The next step comprises the preprocessing of the data. All answers will be converted to lowercase, stopwords will be removed, as well as punctuation and other noise. This step necessary since the most commons words are "die", "mit" and so on. These words have no inherent meaning and are not useful for further analysis. Lowercasing each word has the advantage that there no two different writing styles of a word.

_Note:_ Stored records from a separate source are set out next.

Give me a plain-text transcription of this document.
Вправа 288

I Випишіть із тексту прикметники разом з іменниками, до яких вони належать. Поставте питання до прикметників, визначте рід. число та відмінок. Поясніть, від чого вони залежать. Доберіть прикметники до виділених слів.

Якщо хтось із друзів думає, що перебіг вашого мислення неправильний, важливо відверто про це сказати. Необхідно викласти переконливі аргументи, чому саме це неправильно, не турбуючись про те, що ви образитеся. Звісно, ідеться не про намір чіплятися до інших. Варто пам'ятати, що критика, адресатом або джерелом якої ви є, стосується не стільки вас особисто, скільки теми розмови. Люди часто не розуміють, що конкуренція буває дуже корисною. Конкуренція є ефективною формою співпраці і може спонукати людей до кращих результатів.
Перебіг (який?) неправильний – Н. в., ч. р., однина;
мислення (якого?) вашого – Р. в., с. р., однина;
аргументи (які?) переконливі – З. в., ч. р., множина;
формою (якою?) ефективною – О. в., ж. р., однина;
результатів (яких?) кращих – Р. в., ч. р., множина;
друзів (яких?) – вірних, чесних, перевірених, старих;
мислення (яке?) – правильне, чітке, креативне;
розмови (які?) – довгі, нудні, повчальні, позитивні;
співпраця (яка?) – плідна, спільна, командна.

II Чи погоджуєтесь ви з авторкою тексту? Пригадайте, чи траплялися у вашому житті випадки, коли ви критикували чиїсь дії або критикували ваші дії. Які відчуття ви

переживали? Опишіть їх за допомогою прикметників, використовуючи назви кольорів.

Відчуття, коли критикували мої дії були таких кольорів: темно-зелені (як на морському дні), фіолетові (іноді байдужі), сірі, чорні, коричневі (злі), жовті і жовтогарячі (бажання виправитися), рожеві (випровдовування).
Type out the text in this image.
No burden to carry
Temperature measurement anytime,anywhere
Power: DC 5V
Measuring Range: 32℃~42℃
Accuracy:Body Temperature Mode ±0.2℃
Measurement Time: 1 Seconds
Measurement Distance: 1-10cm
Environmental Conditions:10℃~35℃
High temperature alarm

I.e. "die" and "Die" are now recognized as the same word.

In [None]:
# lower the answers to make the analysis easier
sample_df["answer"] = sample_df["answer"].str.lower()

# remove links and punctuation
sample_df["answer"] = sample_df["answer"].str.replace(r"\bhttps?://\S*|&\w+;|[\.,]", " ", regex=True)
sample_df["answer"] = sample_df["answer"].str.replace(r"\s+", " ", regex=True)
sample_df.at[10, "answer"]